Université de Rennes, CHU Rennes, INSERM, LTSI - UMR 1099, Rennes, France.
CHU Martinique, Centre de Données Cliniques, Martinique, France.
PLoS Negl Trop Dis. 2022 Jan 7;16(1):e0010056. doi: 10.1371/journal.pntd.0010056. eCollection 2022 Jan.
Traditionally, dengue surveillance is based on case reporting to a central health agency. However, the delay between a case and its notification can limit the system responsiveness. Machine learning methods have been developed to reduce the reporting delays and to predict outbreaks, based on non-traditional and non-clinical data sources. The aim of this systematic review was to identify studies that used real-world data, Big Data and/or machine learning methods to monitor and predict dengue-related outcomes.
METHODOLOGY/PRINCIPAL FINDINGS: We performed a search in PubMed, Scopus, Web of Science and grey literature between January 1, 2000 and August 31, 2020. The review (ID: CRD42020172472) focused on data-driven studies. Reviews, randomized control trials and descriptive studies were not included. Among the 119 studies included, 67% were published between 2016 and 2020, and 39% used at least one novel data stream. The aim of the included studies was to predict a dengue-related outcome (55%), assess the validity of data sources for dengue surveillance (23%), or both (22%). Most studies (60%) used a machine learning approach. Studies on dengue prediction compared different prediction models, or identified significant predictors among several covariates in a model. The most significant predictors were rainfall (43%), temperature (41%), and humidity (25%). The two models with the highest performances were Neural Networks and Decision Trees (52%), followed by Support Vector Machine (17%). We cannot rule out a selection bias in our study because of our two main limitations: we did not include preprints and could not obtain the opinion of other international experts.

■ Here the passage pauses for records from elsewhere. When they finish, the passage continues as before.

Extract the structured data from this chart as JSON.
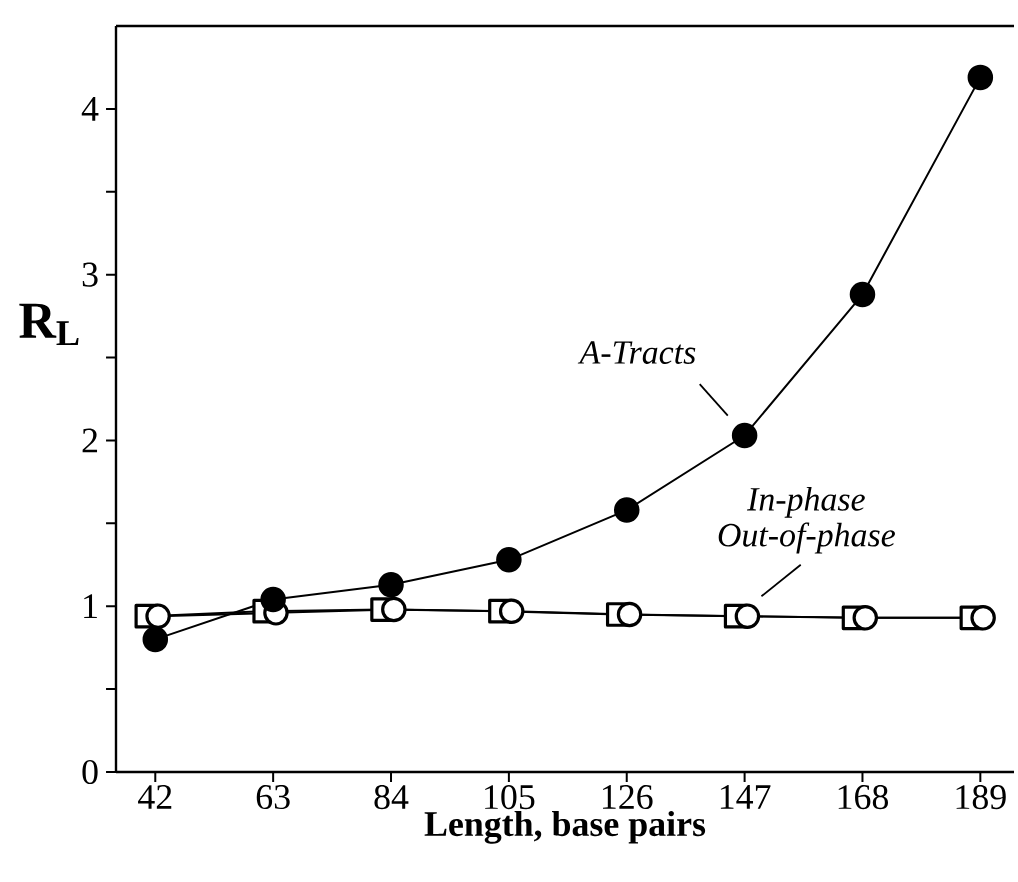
{
  "chart_data": {
    "type": "line",
    "xlabel": "Length, base pairs",
    "ylabel": "R$_{L}$",
    "xlim": [
      35,
      195
    ],
    "xticks": [
      42,
      63,
      84,
      105,
      126,
      147,
      168,
      189
    ],
    "ylim": [
      0,
      4.5
    ],
    "yticks": [
      0,
      {
        "value": 0.5,
        "label": null
      },
      1,
      {
        "value": 1.5,
        "label": null
      },
      2,
      {
        "value": 2.5,
        "label": null
      },
      3,
      {
        "value": 3.5,
        "label": null
      },
      4
    ],
    "grid": false,
    "line_style": "solid",
    "annotations": [
      "A-Tracts",
      "In-phase",
      "Out-of-phase"
    ],
    "series": [
      {
        "color": "#ffffff",
        "marker": "square",
        "x": [
          40.5,
          61.5,
          82.5,
          103.5,
          124.5,
          145.5,
          166.5,
          187.5
        ],
        "values": [
          0.94,
          0.97,
          0.98,
          0.97,
          0.95,
          0.94,
          0.93,
          0.93
        ]
      },
      {
        "color": "#ffffff",
        "marker": "circle",
        "x": [
          42.5,
          63.5,
          84.5,
          105.5,
          126.5,
          147.5,
          168.5,
          189.5
        ],
        "values": [
          0.94,
          0.96,
          0.98,
          0.97,
          0.95,
          0.94,
          0.93,
          0.93
        ]
      },
      {
        "color": "#000000",
        "marker": "circle",
        "x": [
          42,
          63,
          84,
          105,
          126,
          147,
          168,
          189
        ],
        "values": [
          0.8,
          1.04,
          1.13,
          1.28,
          1.58,
          2.03,
          2.88,
          4.19
        ]
      }
    ]
  }
}
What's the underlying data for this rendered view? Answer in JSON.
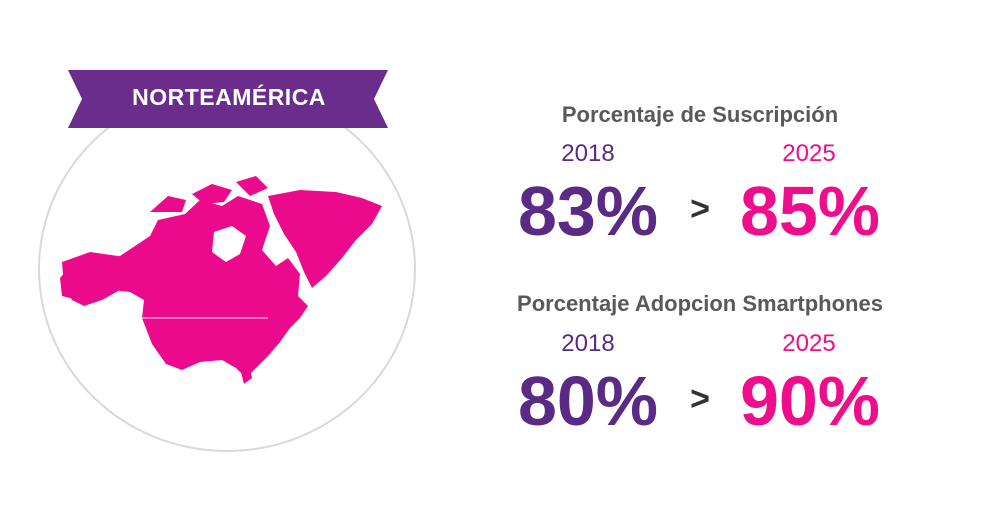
{
  "colors": {
    "purple": "#5b2a84",
    "ribbon": "#6b2d8c",
    "pink": "#ee0e8b",
    "map": "#ec0a8c",
    "title_gray": "#595959"
  },
  "region": {
    "label": "NORTEAMÉRICA"
  },
  "subscription": {
    "title": "Porcentaje de Suscripción",
    "from_year": "2018",
    "from_value": "83%",
    "separator": ">",
    "to_year": "2025",
    "to_value": "85%"
  },
  "smartphones": {
    "title": "Porcentaje Adopcion Smartphones",
    "from_year": "2018",
    "from_value": "80%",
    "separator": ">",
    "to_year": "2025",
    "to_value": "90%"
  }
}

CONCLUSIONS/SIGNIFICANCE: Combining real-world data and Big Data with machine learning methods is a promising approach to improve dengue prediction and monitoring. Future studies should focus on how to better integrate all available data sources and methods to improve the response and dengue management by stakeholders.
传统上,登革热监测是基于向中央卫生机构报告病例。然而,病例与报告之间的延迟可能会限制系统的响应能力。已经开发了机器学习方法,以基于非传统和非临床数据源来减少报告延迟并预测暴发。本系统评价的目的是确定使用真实世界数据、大数据和/或机器学习方法来监测和预测登革热相关结果的研究。
方法/主要发现:我们在 2000 年 1 月 1 日至 2020 年 8 月 31 日期间在 PubMed、Scopus、Web of Science 和灰色文献中进行了搜索。该综述(ID:CRD42020172472)专注于数据驱动的研究。综述、随机对照试验和描述性研究不包括在内。在纳入的 119 项研究中,67%的研究发表于 2016 年至 2020 年期间,39%的研究至少使用了一种新的数据流。纳入研究的目的是预测登革热相关结局(55%)、评估登革热监测数据源的有效性(23%)或两者兼而有之(22%)。大多数研究(60%)使用机器学习方法。关于登革热预测的研究比较了不同的预测模型,或在模型中的几个协变量中确定了重要的预测因子。最重要的预测因子是降雨量(43%)、温度(41%)和湿度(25%)。性能最高的两种模型是神经网络和决策树(52%),其次是支持向量机(17%)。由于我们的两个主要限制,我们不能排除我们的研究存在选择偏倚:我们没有包括预印本,也无法获得其他国际专家的意见。
结论/意义:将真实世界数据和大数据与机器学习方法相结合是提高登革热预测和监测的有前途的方法。未来的研究应侧重于如何更好地整合所有可用的数据源和方法,以提高利益相关者的响应能力和登革热管理。